Book to Read: Living with Shakespeare: Saint Helen’s Parish, London, 1593-1598, by Geoffrey Marsh, Edinburgh University Press, 2021.
Suffragettes in the City of London
Wilhelmina Hay Abbott is born in Dundee in 1884 and is educated at the City of London School for Girls when her family moves to London. A leading suffragette and feminist, she is an officer of The International Woman Suffrage Alliance and editor of its journal, ‘Jus Suffragii’.
On March 1st, 1912, The Mansion House, home of the Lord Mayor of London, is attacked by four suffragettes, Dorothea and Madeleine Rock, Grace Chappelow, and Fanny Pease. They are tried the next day and sentenced to two months hard labour in Holloway Prison.
In 1920, Sylvia Pankhurst is prosecuted at The Mansion House Justice Room for publishing a newspaper in the City of London that advocates disloyalty and refusal to obey orders in the Navy and looting the docks in London. She was sentenced to six months in Holloway Prison.
Book to read: Rise Up Women!: The Remarkable Lives of the Suffragettes, by Diane Atkinson, Bloomsbury Publishing, 2018
Francis Barber
Born 1742 into slavery on a Jamaican plantation.
1752-1784 he resides in 17 Gough Square, close to Fleet Street, and becomes a key member of Samuel Johnson’s household.
During this period Barber works with Johnson on the ‘Dictionary of the English Language’ and other writings.
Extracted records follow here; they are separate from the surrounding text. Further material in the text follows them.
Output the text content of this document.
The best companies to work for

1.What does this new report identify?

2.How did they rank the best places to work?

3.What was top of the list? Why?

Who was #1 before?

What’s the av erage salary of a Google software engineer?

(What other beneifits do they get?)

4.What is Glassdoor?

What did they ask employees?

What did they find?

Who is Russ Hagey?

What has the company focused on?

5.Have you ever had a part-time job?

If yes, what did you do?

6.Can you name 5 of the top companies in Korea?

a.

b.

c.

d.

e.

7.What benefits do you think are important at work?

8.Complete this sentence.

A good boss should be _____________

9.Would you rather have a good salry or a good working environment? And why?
Barber also assists in providing material of James Boswell’s the ‘Life of Samuel Johnson’, published in 1791.
In 1755 Barber is granted his freedom and on his death Johnson leaves Barber all his household goods and £70 per year for life.
Barber dies in 1801 after moving to the Midlands and becoming a headmaster of a local school.
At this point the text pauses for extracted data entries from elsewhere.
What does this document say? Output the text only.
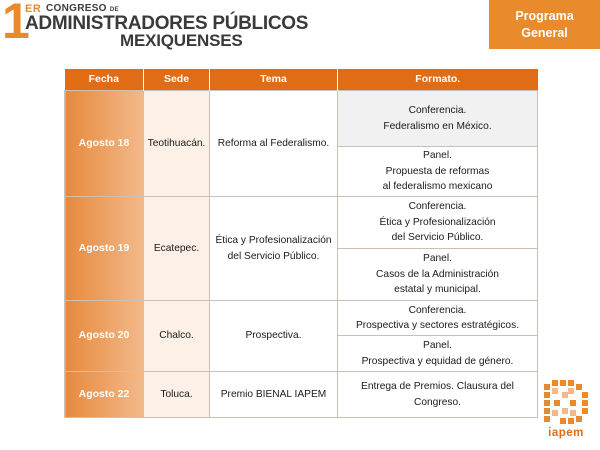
1
ER CONGRESO DE
ADMINISTRADORES PÚBLICOS
MEXIQUENSES
Programa
General
Fecha	Sede	Tema	Formato.
Agosto 18	Teotihuacán.	Reforma al Federalismo.	Conferencia.
Federalismo en México.

			Panel.
Propuesta de reformas
al federalismo mexicano

Agosto 19	Ecatepec.	Ética y Profesionalización
del Servicio Público.	Conferencia.
Ética y Profesionalización
del Servicio Público.

			Panel.
Casos de la Administración
estatal y municipal.

Agosto 20	Chalco.	Prospectiva.	Conferencia.
Prospectiva y sectores estratégicos.

			Panel.
Prospectiva y equidad de género.

Agosto 22	Toluca.	Premio BIENAL IAPEM	Entrega de Premios. Clausura del Congreso.
iapem
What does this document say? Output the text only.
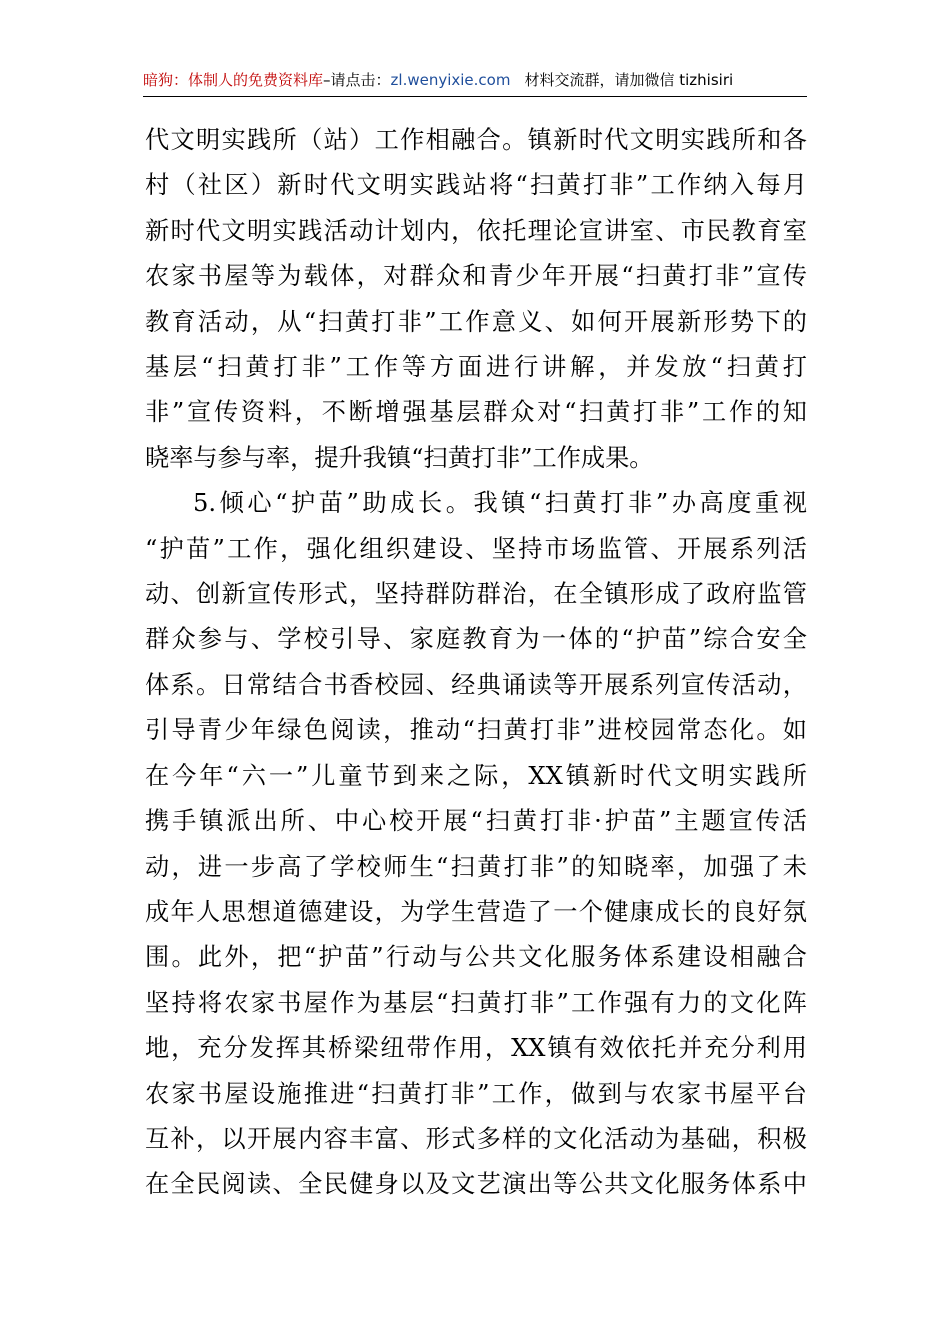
暗狗：体制人的免费资料库–请点击：zl.wenyixie.com 材料交流群，请加微信 tizhisiri

代文明实践所（站）工作相融合。镇新时代文明实践所和各
村（社区）新时代文明实践站将“扫黄打非”工作纳入每月
新时代文明实践活动计划内，依托理论宣讲室、市民教育室
农家书屋等为载体，对群众和青少年开展“扫黄打非”宣传
教育活动，从“扫黄打非”工作意义、如何开展新形势下的
基层“扫黄打非”工作等方面进行讲解，并发放“扫黄打
非”宣传资料，不断增强基层群众对“扫黄打非”工作的知
晓率与参与率，提升我镇“扫黄打非”工作成果。

5.倾心“护苗”助成长。我镇“扫黄打非”办高度重视
“护苗”工作，强化组织建设、坚持市场监管、开展系列活
动、创新宣传形式，坚持群防群治，在全镇形成了政府监管
群众参与、学校引导、家庭教育为一体的“护苗”综合安全
体系。日常结合书香校园、经典诵读等开展系列宣传活动，
引导青少年绿色阅读，推动“扫黄打非”进校园常态化。如
在今年“六一”儿童节到来之际，XX镇新时代文明实践所
携手镇派出所、中心校开展“扫黄打非·护苗”主题宣传活
动，进一步高了学校师生“扫黄打非”的知晓率，加强了未
成年人思想道德建设，为学生营造了一个健康成长的良好氛
围。此外，把“护苗”行动与公共文化服务体系建设相融合
坚持将农家书屋作为基层“扫黄打非”工作强有力的文化阵
地，充分发挥其桥梁纽带作用，XX镇有效依托并充分利用
农家书屋设施推进“扫黄打非”工作，做到与农家书屋平台
互补，以开展内容丰富、形式多样的文化活动为基础，积极
在全民阅读、全民健身以及文艺演出等公共文化服务体系中
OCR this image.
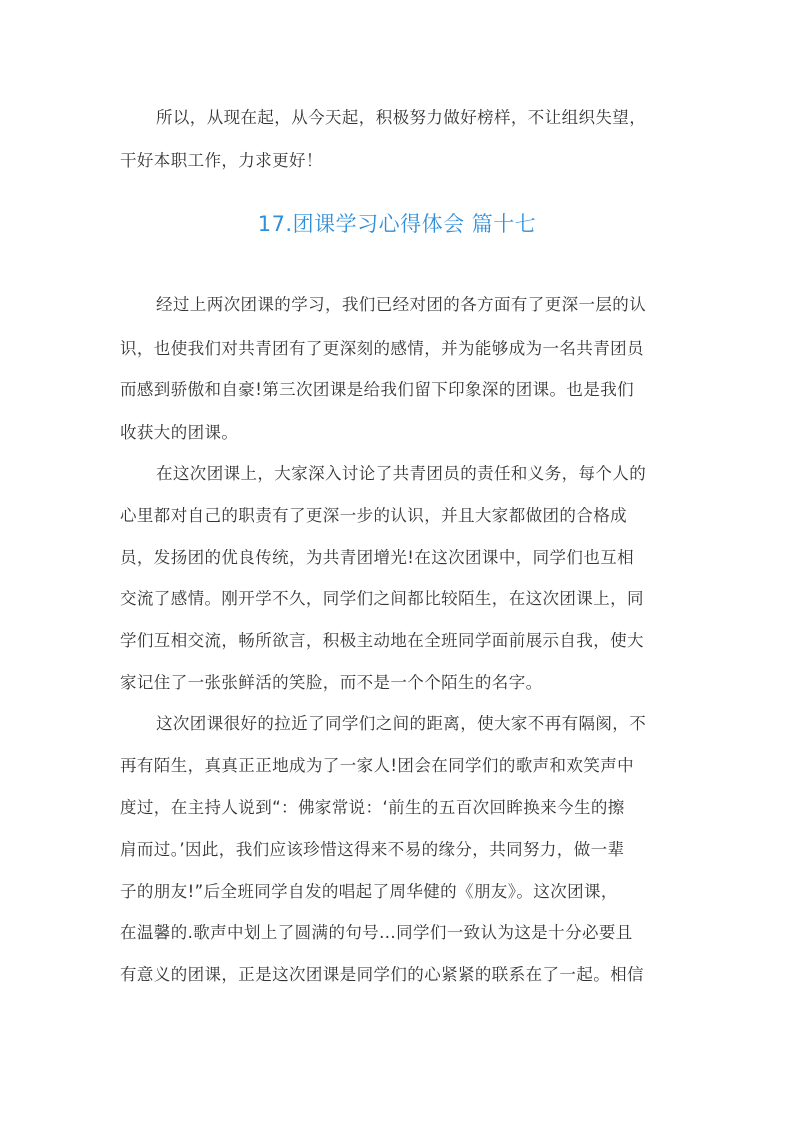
所以，从现在起，从今天起，积极努力做好榜样，不让组织失望，
干好本职工作，力求更好！
17.团课学习心得体会 篇十七
经过上两次团课的学习，我们已经对团的各方面有了更深一层的认
识，也使我们对共青团有了更深刻的感情，并为能够成为一名共青团员
而感到骄傲和自豪!第三次团课是给我们留下印象深的团课。也是我们
收获大的团课。
在这次团课上，大家深入讨论了共青团员的责任和义务，每个人的
心里都对自己的职责有了更深一步的认识，并且大家都做团的合格成
员，发扬团的优良传统，为共青团增光!在这次团课中，同学们也互相
交流了感情。刚开学不久，同学们之间都比较陌生，在这次团课上，同
学们互相交流，畅所欲言，积极主动地在全班同学面前展示自我，使大
家记住了一张张鲜活的笑脸，而不是一个个陌生的名字。
这次团课很好的拉近了同学们之间的距离，使大家不再有隔阂，不
再有陌生，真真正正地成为了一家人!团会在同学们的歌声和欢笑声中
度过，在主持人说到“：佛家常说：‘前生的五百次回眸换来今生的擦
肩而过。’因此，我们应该珍惜这得来不易的缘分，共同努力，做一辈
子的朋友!”后全班同学自发的唱起了周华健的《朋友》。这次团课，
在温馨的.歌声中划上了圆满的句号...同学们一致认为这是十分必要且
有意义的团课，正是这次团课是同学们的心紧紧的联系在了一起。相信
Book to Read: The Fortunes of Francis Barber: The Story of the Enslaved Jamaican Who Became Samuel Johnson’s Heir, by Michael Bundock, Yale University Press, 2021.
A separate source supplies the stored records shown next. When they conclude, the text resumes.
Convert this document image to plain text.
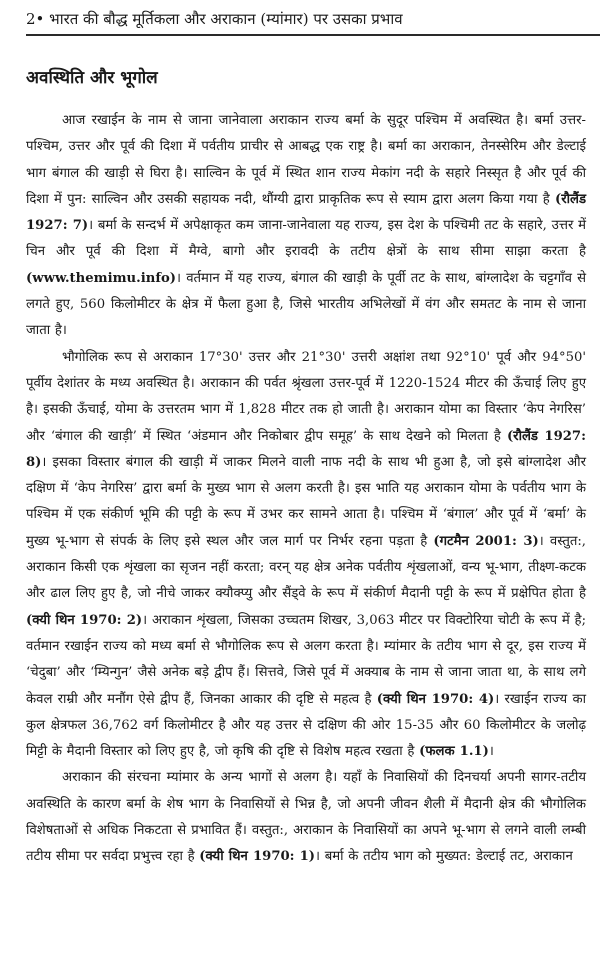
2• भारत की बौद्ध मूर्तिकला और अराकान (म्यांमार) पर उसका प्रभाव
अवस्थिति और भूगोल

आज रखाईन के नाम से जाना जानेवाला अराकान राज्य बर्मा के सुदूर पश्चिम में अवस्थित है। बर्मा उत्तर-पश्चिम, उत्तर और पूर्व की दिशा में पर्वतीय प्राचीर से आबद्ध एक राष्ट्र है। बर्मा का अराकान, तेनस्सेरिम और डेल्टाई भाग बंगाल की खाड़ी से घिरा है। साल्विन के पूर्व में स्थित शान राज्य मेकांग नदी के सहारे निस्सृत है और पूर्व की दिशा में पुन: साल्विन और उसकी सहायक नदी, थौंग्यी द्वारा प्राकृतिक रूप से स्याम द्वारा अलग किया गया है (रौलैंड 1927: 7)। बर्मा के सन्दर्भ में अपेक्षाकृत कम जाना-जानेवाला यह राज्य, इस देश के पश्चिमी तट के सहारे, उत्तर में चिन और पूर्व की दिशा में मैग्वे, बागो और इरावदी के तटीय क्षेत्रों के साथ सीमा साझा करता है (www.themimu.info)। वर्तमान में यह राज्य, बंगाल की खाड़ी के पूर्वी तट के साथ, बांग्लादेश के चट्टगाँव से लगते हुए, 560 किलोमीटर के क्षेत्र में फैला हुआ है, जिसे भारतीय अभिलेखों में वंग और समतट के नाम से जाना जाता है।

भौगोलिक रूप से अराकान 17°30' उत्तर और 21°30' उत्तरी अक्षांश तथा 92°10' पूर्व और 94°50' पूर्वीय देशांतर के मध्य अवस्थित है। अराकान की पर्वत श्रृंखला उत्तर-पूर्व में 1220-1524 मीटर की ऊँचाई लिए हुए है। इसकी ऊँचाई, योमा के उत्तरतम भाग में 1,828 मीटर तक हो जाती है। अराकान योमा का विस्तार ‘केप नेगरिस’ और ‘बंगाल की खाड़ी’ में स्थित ‘अंडमान और निकोबार द्वीप समूह’ के साथ देखने को मिलता है (रौलैंड 1927: 8)। इसका विस्तार बंगाल की खाड़ी में जाकर मिलने वाली नाफ नदी के साथ भी हुआ है, जो इसे बांग्लादेश और दक्षिण में ‘केप नेगरिस’ द्वारा बर्मा के मुख्य भाग से अलग करती है। इस भाति यह अराकान योमा के पर्वतीय भाग के पश्चिम में एक संकीर्ण भूमि की पट्टी के रूप में उभर कर सामने आता है। पश्चिम में ‘बंगाल’ और पूर्व में ‘बर्मा’ के मुख्य भू-भाग से संपर्क के लिए इसे स्थल और जल मार्ग पर निर्भर रहना पड़ता है (गटमैन 2001: 3)। वस्तुत:, अराकान किसी एक शृंखला का सृजन नहीं करता; वरन् यह क्षेत्र अनेक पर्वतीय शृंखलाओं, वन्य भू-भाग, तीक्ष्ण-कटक और ढाल लिए हुए है, जो नीचे जाकर क्यौक्प्यु और सैंड्वे के रूप में संकीर्ण मैदानी पट्टी के रूप में प्रक्षेपित होता है (क्यी थिन 1970: 2)। अराकान शृंखला, जिसका उच्चतम शिखर, 3,063 मीटर पर विक्टोरिया चोटी के रूप में है; वर्तमान रखाईन राज्य को मध्य बर्मा से भौगोलिक रूप से अलग करता है। म्यांमार के तटीय भाग से दूर, इस राज्य में ‘चेदुबा’ और ‘म्यिन्गुन’ जैसे अनेक बड़े द्वीप हैं। सित्तवे, जिसे पूर्व में अक्याब के नाम से जाना जाता था, के साथ लगे केवल राम्री और मनौंग ऐसे द्वीप हैं, जिनका आकार की दृष्टि से महत्व है (क्यी थिन 1970: 4)। रखाईन राज्य का कुल क्षेत्रफल 36,762 वर्ग किलोमीटर है और यह उत्तर से दक्षिण की ओर 15-35 और 60 किलोमीटर के जलोढ़ मिट्टी के मैदानी विस्तार को लिए हुए है, जो कृषि की दृष्टि से विशेष महत्व रखता है (फलक 1.1)।

अराकान की संरचना म्यांमार के अन्य भागों से अलग है। यहाँ के निवासियों की दिनचर्या अपनी सागर-तटीय अवस्थिति के कारण बर्मा के शेष भाग के निवासियों से भिन्न है, जो अपनी जीवन शैली में मैदानी क्षेत्र की भौगोलिक विशेषताओं से अधिक निकटता से प्रभावित हैं। वस्तुत:, अराकान के निवासियों का अपने भू-भाग से लगने वाली लम्बी तटीय सीमा पर सर्वदा प्रभुत्त्व रहा है (क्यी थिन 1970: 1)। बर्मा के तटीय भाग को मुख्यत: डेल्टाई तट, अराकान
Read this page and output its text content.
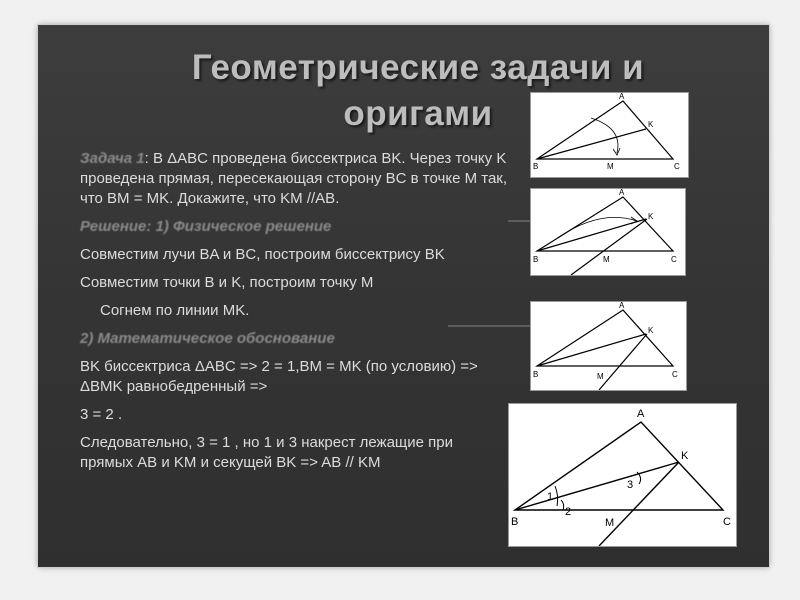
Геометрические задачи и оригами

Задача 1: В ΔABC проведена биссектриса BK. Через точку K проведена прямая, пересекающая сторону BC в точке M так, что BM = MK. Докажите, что KM //AB.

Решение: 1) Физическое решение

Совместим лучи BA и BC, построим биссектрису BK

Совместим точки B и K, построим точку M

Согнем по линии MK.

2) Математическое обоснование

BK биссектриса ΔABC => 2 = 1,BM = MK (по условию) => ΔBMK равнобедренный =>

3 = 2 .

Следовательно, 3 = 1 , но 1 и 3 накрест лежащие при прямых AB и KM и секущей BK => AB // KM

A
K
B	M	C
A
K
B	M	C
A
K
B	M	C
A
K
B	M	C
1
2
3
Mary Frith (alias Moll Cutpurse)
Born at Barbican on Aldersgate Street in 1584.
Her life is the basis of two major plays of the Seventeenth Century: “The Madde Pranckes of Mery Mall of Bankside” by John Day in 1610 and “The Roaring Girl by Middleton and Dekker in 1611. She attends both productions which were highly popular with London audiences.
Gaining notoriety as a pickpocket and cross dresser Frith has many confrontations with the law and she ends up in prison on at least four occasions.
Towards the end of her life, she is committed to Bethlem Hospital and she dies in 1659. She is buried in St Brides’ churchyard, just off Fleet Street.
Reading: ‘Mary Frith, Moll Cutpurse, and the Development of an Early Modern Criminal Celebrity’, by Lauren Liebe, Journal of Early Modern Studies, 2021.